Hong Kong File photo
More Chinese companies are seeking to raise funds in the Hong Kong market, which is still seen as an attractive destination.
Bloomberg reported on Friday that Chinese video streaming platform Bilibili Inc. has received the green light from the Hong Kong stock exchange for its proposed second listing.
The report came after news that Chinese search engine giant Baidu is seeking to raise as much as HK$28 billion ($3.6 billion) in a secondary listing in Hong Kong, the latest US-listed mainland tech giant to eye a flotation in the city.
NASDAQ-listed Baidu said it would sell 95 million shares in the Hong Kong offering and the offer price will be no more than HK$295.00 per share, according to the regulatory filing on Thursday.
Bloomberg reported that Baidu aims to set the final price before the US market opens on March 17 and start trading in Hong Kong on March 23. At $3.6 billion, it would be the biggest homecoming listing of a US-traded Chinese company in Hong Kong since JD.com Inc.'s June 2020 offering, which raised $4.5 billion.
Chinese firms listed in the US have growing concerns about the current unfriendly environment in the country, and are worried they might be forced to delist at some point in the future, as has already happened to some other Chinese firms, said Dong Dengxin, director of the Financial Securities Institute at Wuhan University of Science and Technology.
The Biden administration has continued some policies from the Trump period in cracking down on Chinese firms listed in the US. Chinese state-owned oil giant China National Offshore Oil Corp became the latest Chinese company to be pushed out of the New York Stock Exchange on Biden's watch.
"Chinese firms listed there need to avoid such potential risks.

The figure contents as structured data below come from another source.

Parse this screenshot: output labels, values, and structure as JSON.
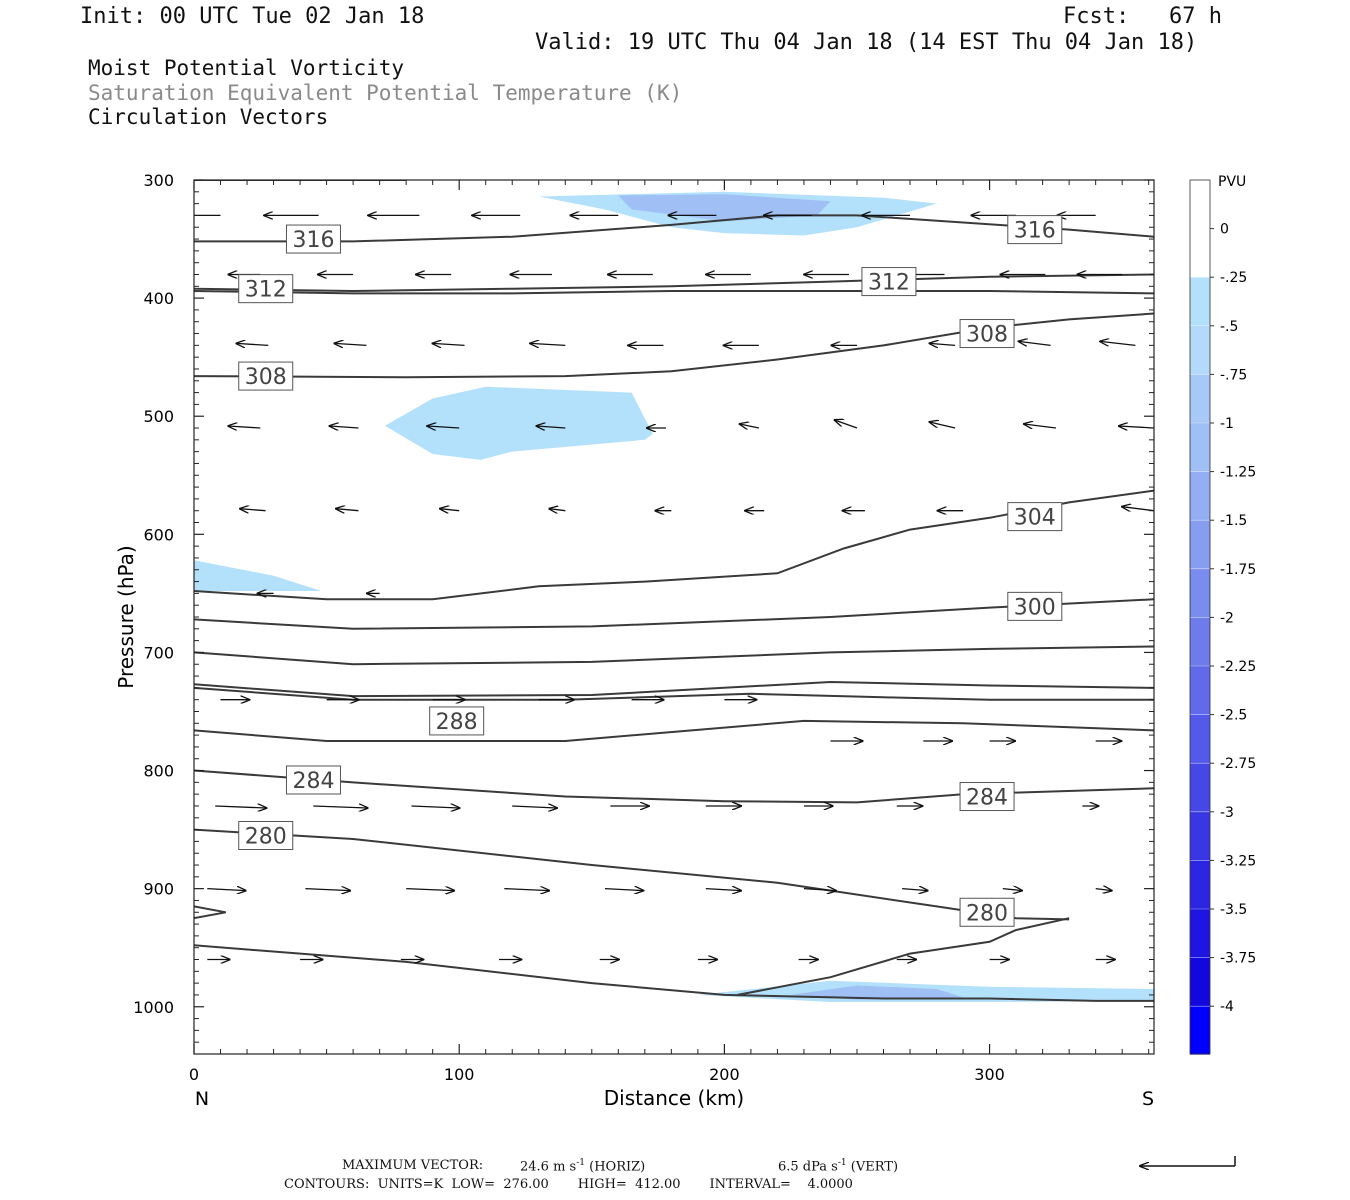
{
  "header": {
    "init": "Init: 00 UTC Tue 02 Jan 18",
    "fcst": "Fcst:   67 h",
    "valid": "Valid: 19 UTC Thu 04 Jan 18 (14 EST Thu 04 Jan 18)"
  },
  "fields": [
    "Moist Potential Vorticity",
    "Saturation Equivalent Potential Temperature (K)",
    "Circulation Vectors"
  ],
  "footer": {
    "max_vector_label": "MAXIMUM VECTOR:",
    "horiz_value": "24.6 m s",
    "horiz_tag": "(HORIZ)",
    "vert_value": "6.5 dPa s",
    "vert_tag": "(VERT)",
    "exp": "-1",
    "contours_line": "CONTOURS:  UNITS=K  LOW=  276.00       HIGH=  412.00       INTERVAL=    4.0000"
  },
  "colors": {
    "contour": "#3a3a3a",
    "pv_light": "#b3e1fb",
    "pv_mid": "#9fbff5",
    "pv_deep": "#0000ff"
  },
  "chart_data": {
    "type": "contour",
    "xlabel": "Distance (km)",
    "ylabel": "Pressure (hPa)",
    "xlim": [
      0,
      362
    ],
    "ylim": [
      1040,
      300
    ],
    "x_ticks": [
      0,
      100,
      200,
      300
    ],
    "y_ticks": [
      300,
      400,
      500,
      600,
      700,
      800,
      900,
      1000
    ],
    "x_end_labels": {
      "left": "N",
      "right": "S"
    },
    "colorbar": {
      "title": "PVU",
      "labels": [
        "0",
        "-.25",
        "-.5",
        "-.75",
        "-1",
        "-1.25",
        "-1.5",
        "-1.75",
        "-2",
        "-2.25",
        "-2.5",
        "-2.75",
        "-3",
        "-3.25",
        "-3.5",
        "-3.75",
        "-4"
      ],
      "colors": [
        "#ffffff",
        "#b3e1fb",
        "#b3dafb",
        "#a8c9f7",
        "#9fbff5",
        "#93aef2",
        "#879df0",
        "#7a8cee",
        "#6d7bec",
        "#606aea",
        "#5359e8",
        "#4648e6",
        "#3937e4",
        "#2c26e2",
        "#1f15e0",
        "#1208de",
        "#0000ff"
      ]
    },
    "contour_labels": [
      {
        "text": "316",
        "x": 36,
        "p": 350
      },
      {
        "text": "316",
        "x": 308,
        "p": 342
      },
      {
        "text": "312",
        "x": 18,
        "p": 392
      },
      {
        "text": "312",
        "x": 253,
        "p": 386
      },
      {
        "text": "308",
        "x": 18,
        "p": 466
      },
      {
        "text": "308",
        "x": 290,
        "p": 430
      },
      {
        "text": "304",
        "x": 308,
        "p": 585
      },
      {
        "text": "300",
        "x": 308,
        "p": 661
      },
      {
        "text": "288",
        "x": 90,
        "p": 758
      },
      {
        "text": "284",
        "x": 36,
        "p": 808
      },
      {
        "text": "284",
        "x": 290,
        "p": 822
      },
      {
        "text": "280",
        "x": 18,
        "p": 855
      },
      {
        "text": "280",
        "x": 290,
        "p": 920
      }
    ],
    "contours": [
      {
        "x": [
          0,
          80
        ],
        "p": [
          300,
          300
        ]
      },
      {
        "x": [
          0,
          60,
          120,
          180,
          220,
          250,
          290,
          330,
          362
        ],
        "p": [
          352,
          352,
          348,
          338,
          330,
          330,
          336,
          342,
          348
        ]
      },
      {
        "x": [
          0,
          60,
          120,
          180,
          240,
          300,
          362
        ],
        "p": [
          392,
          394,
          392,
          390,
          386,
          382,
          380
        ]
      },
      {
        "x": [
          0,
          60,
          120,
          180,
          240,
          300,
          362
        ],
        "p": [
          394,
          396,
          396,
          394,
          394,
          394,
          396
        ]
      },
      {
        "x": [
          0,
          80,
          140,
          180,
          220,
          260,
          300,
          330,
          362
        ],
        "p": [
          466,
          467,
          466,
          462,
          452,
          440,
          425,
          418,
          413
        ]
      },
      {
        "x": [
          0,
          50,
          90,
          130,
          170,
          220,
          245,
          270,
          300,
          330,
          362
        ],
        "p": [
          648,
          655,
          655,
          644,
          640,
          633,
          612,
          596,
          586,
          573,
          563
        ]
      },
      {
        "x": [
          0,
          60,
          150,
          240,
          300,
          362
        ],
        "p": [
          672,
          680,
          678,
          670,
          662,
          655
        ]
      },
      {
        "x": [
          0,
          60,
          150,
          240,
          300,
          362
        ],
        "p": [
          700,
          710,
          708,
          700,
          697,
          695
        ]
      },
      {
        "x": [
          0,
          60,
          150,
          240,
          300,
          362
        ],
        "p": [
          727,
          737,
          736,
          725,
          728,
          730
        ]
      },
      {
        "x": [
          0,
          60,
          140,
          210,
          260,
          300,
          362
        ],
        "p": [
          730,
          740,
          740,
          735,
          738,
          740,
          740
        ]
      },
      {
        "x": [
          0,
          50,
          140,
          230,
          290,
          362
        ],
        "p": [
          766,
          775,
          775,
          758,
          760,
          766
        ]
      },
      {
        "x": [
          0,
          60,
          140,
          200,
          250,
          290,
          362
        ],
        "p": [
          800,
          810,
          822,
          826,
          827,
          820,
          815
        ]
      },
      {
        "x": [
          0,
          60,
          150,
          220,
          280,
          310,
          330
        ],
        "p": [
          850,
          858,
          880,
          895,
          915,
          925,
          926
        ]
      },
      {
        "x": [
          0,
          12,
          0
        ],
        "p": [
          915,
          920,
          925
        ]
      },
      {
        "x": [
          0,
          80,
          150,
          200,
          260,
          300,
          340,
          362
        ],
        "p": [
          948,
          962,
          980,
          990,
          993,
          993,
          995,
          995
        ]
      },
      {
        "x": [
          205,
          240,
          270,
          300,
          310,
          330
        ],
        "p": [
          990,
          975,
          955,
          945,
          935,
          925
        ]
      }
    ],
    "pv_regions": [
      {
        "level": 1,
        "x": [
          130,
          200,
          260,
          280,
          250,
          230,
          200,
          180,
          155
        ],
        "p": [
          314,
          310,
          315,
          320,
          340,
          347,
          345,
          340,
          325
        ]
      },
      {
        "level": 2,
        "x": [
          160,
          200,
          240,
          235,
          200,
          165
        ],
        "p": [
          313,
          312,
          318,
          330,
          335,
          325
        ]
      },
      {
        "level": 1,
        "x": [
          72,
          90,
          110,
          165,
          173,
          170,
          120,
          108,
          90,
          72
        ],
        "p": [
          508,
          485,
          475,
          480,
          515,
          520,
          530,
          537,
          532,
          508
        ]
      },
      {
        "level": 1,
        "x": [
          0,
          30,
          48,
          0
        ],
        "p": [
          622,
          635,
          648,
          648
        ]
      },
      {
        "level": 1,
        "x": [
          190,
          240,
          300,
          362,
          362,
          300,
          240,
          190
        ],
        "p": [
          990,
          978,
          983,
          985,
          995,
          996,
          996,
          990
        ]
      },
      {
        "level": 2,
        "x": [
          225,
          250,
          280,
          290,
          250
        ],
        "p": [
          990,
          982,
          985,
          992,
          994
        ]
      }
    ],
    "vectors": [
      {
        "p": 330,
        "x": [
          10,
          47,
          85,
          123,
          160,
          197,
          233,
          270,
          310,
          340
        ],
        "u": [
          -1,
          -1,
          -1,
          -1,
          -1,
          -1,
          -1,
          -1,
          -1,
          -1
        ],
        "len": [
          34,
          34,
          32,
          30,
          30,
          30,
          30,
          30,
          28,
          24
        ]
      },
      {
        "p": 380,
        "x": [
          25,
          60,
          97,
          135,
          173,
          210,
          247,
          283,
          321,
          350
        ],
        "u": [
          -1,
          -1,
          -1,
          -1,
          -1,
          -1,
          -1,
          -1,
          -1,
          -1
        ],
        "len": [
          20,
          22,
          22,
          26,
          28,
          28,
          28,
          28,
          28,
          28
        ]
      },
      {
        "p": 440,
        "x": [
          28,
          65,
          102,
          140,
          177,
          213,
          250,
          287,
          323,
          355
        ],
        "u": [
          -1,
          -1,
          -1,
          -1,
          -1,
          -1,
          -1,
          -1,
          -1,
          -1
        ],
        "len": [
          20,
          20,
          20,
          22,
          22,
          22,
          16,
          16,
          20,
          22
        ],
        "v": [
          -2,
          -2,
          -2,
          -2,
          0,
          0,
          0,
          -2,
          -4,
          -4
        ]
      },
      {
        "p": 510,
        "x": [
          25,
          62,
          100,
          140,
          178,
          213,
          250,
          287,
          325,
          362
        ],
        "u": [
          -1,
          -1,
          -1,
          -1,
          -1,
          -1,
          -1,
          -1,
          -1,
          -1
        ],
        "len": [
          20,
          18,
          20,
          18,
          12,
          12,
          14,
          16,
          20,
          22
        ],
        "v": [
          -2,
          -2,
          -2,
          -2,
          0,
          -4,
          -8,
          -6,
          -4,
          -2
        ]
      },
      {
        "p": 580,
        "x": [
          27,
          62,
          100,
          140,
          180,
          215,
          253,
          290,
          327,
          362
        ],
        "u": [
          -1,
          -1,
          -1,
          -1,
          -1,
          -1,
          -1,
          -1,
          -1,
          -1
        ],
        "len": [
          16,
          14,
          12,
          10,
          10,
          12,
          14,
          16,
          18,
          20
        ],
        "v": [
          -2,
          -2,
          -2,
          -2,
          0,
          0,
          0,
          0,
          0,
          -4
        ]
      },
      {
        "p": 650,
        "x": [
          30,
          70
        ],
        "u": [
          -1,
          -1
        ],
        "len": [
          10,
          8
        ]
      },
      {
        "p": 740,
        "x": [
          10,
          50,
          90,
          130,
          165,
          200
        ],
        "u": [
          1,
          1,
          1,
          1,
          1,
          1
        ],
        "len": [
          18,
          20,
          20,
          22,
          20,
          20
        ]
      },
      {
        "p": 775,
        "x": [
          240,
          275,
          300,
          340
        ],
        "u": [
          1,
          1,
          1,
          1
        ],
        "len": [
          20,
          18,
          16,
          16
        ]
      },
      {
        "p": 830,
        "x": [
          8,
          45,
          82,
          120,
          157,
          193,
          230,
          265,
          300,
          335
        ],
        "u": [
          1,
          1,
          1,
          1,
          1,
          1,
          1,
          1,
          1,
          1
        ],
        "len": [
          32,
          34,
          30,
          28,
          24,
          22,
          18,
          16,
          12,
          10
        ],
        "v": [
          2,
          2,
          2,
          2,
          0,
          0,
          0,
          0,
          0,
          0
        ]
      },
      {
        "p": 900,
        "x": [
          5,
          42,
          80,
          117,
          155,
          193,
          230,
          267,
          305,
          340
        ],
        "u": [
          1,
          1,
          1,
          1,
          1,
          1,
          1,
          1,
          1,
          1
        ],
        "len": [
          24,
          28,
          30,
          28,
          24,
          22,
          20,
          16,
          12,
          10
        ],
        "v": [
          2,
          2,
          2,
          2,
          2,
          2,
          2,
          2,
          2,
          2
        ]
      },
      {
        "p": 960,
        "x": [
          5,
          40,
          78,
          115,
          153,
          190,
          228,
          265,
          300,
          340
        ],
        "u": [
          1,
          1,
          1,
          1,
          1,
          1,
          1,
          1,
          1,
          1
        ],
        "len": [
          14,
          14,
          14,
          14,
          12,
          12,
          12,
          12,
          12,
          12
        ],
        "v": [
          0,
          0,
          0,
          0,
          0,
          0,
          0,
          0,
          0,
          0
        ]
      }
    ]
  }
}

For some big firms, a secondary listing in Hong Kong is a wise choice, and the Hong Kong Stock Exchange has shown a welcoming attitude toward these firms, especially those in the new-economy sector," Dong told the Global Times on Friday.
It is likely that Hong Kong will attract a large batch of high-quality Chinese firms listed in the US, which will bring better performance to the Hong Kong stock market, said Dong.
Zhang Xiaoming, deputy director of the Hong Kong and Macao Office of the State Council, China's cabinet, said on Friday that the status of Hong Kong's financial center will be further consolidated after the implementation of the Hong Kong National Security Law and the improvement of the electoral system.
He said that the political, economic, social and business environment of Hong Kong will be further improved, and the status of Hong Kong's financial center will be further consolidated.
The Hong Kong market is becoming an important place for many companies to go public. As of the end of 2020, HK$400.2 billion ($51.5 billion) had been raised by IPOs in Hong Kong, ranking second in the world.